Toutefois, certaines entreprises continuent de s’affranchir du fameux délit d’obsolescence programmée. C’est sans compter sur le travail des associations et citoyens qui s’organisaient en silence pour recenser et analyser les cas délictueux. En septembre 2015, la première plainte a été déposée par l’association HOP (Halte à l’obsolescence programmée) au tribunal de Nanterre, suite à la parution de son rapport d’enquête « Imprimantes : cas d’école de l’obsolescence programmée ? ». Ainsi les plus grandes marques d’imprimantes et cartouches sont mis, pour la première fois, sur le banc des accusés, donnant lieu à un retentissement international au délit voté dans la loi française, pionnière en la matière. Le problème se situerait au niveau des cartouches, signalées vides (et bloquées) par la machine à cause d’une puce qui comptabiliserait le nombre de pages, alors qu’elles contiendraient encore une quantité d’encre disproportionnée. Sachant que le litre d’encre coûte en moyen 2000 euros, soit plus cher qu’un litre de parfum de luxe, les consommateurs sont particulièrement insatisfaits. De plus la plainte dénonce le problème des tampons absorbeurs : une sorte d’éponge dont la fonction est d’absorber l’excédent d’encre, qui est détecté plein par la machine alors qu’il ne le serait pas et qu’il n’est, par ailleurs, pas du tout conçu pour être changé ou réparé.

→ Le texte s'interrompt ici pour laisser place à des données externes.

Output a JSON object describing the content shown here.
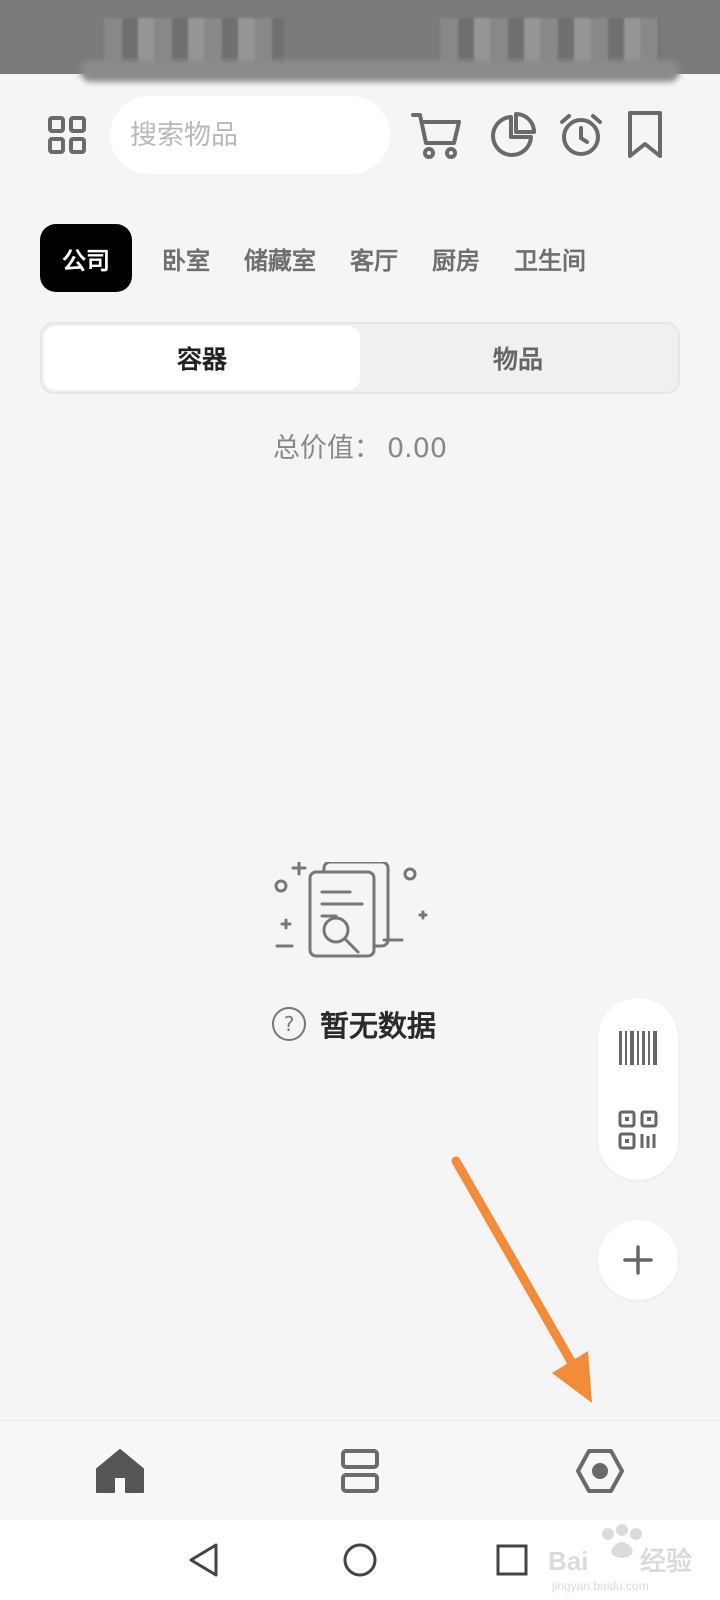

Tout semble organisé pour limiter la durée de vie de l’appareil et ses consommables en vue de dynamiser les ventes.

Dans l’attente d’une première jurisprudence, nous pouvons nous réjouir de l’impact du travail initié par les parlementaires quant à la prise de conscience de l’enjeu de la durée de vie des produits, qui relayé par une coalition de citoyens et d’entrepreneurs, se traduit par un réel volontarisme en matière d’amélioration des droits des consommateurs, d’économie circulaire et, à terme, d’empreinte écologique.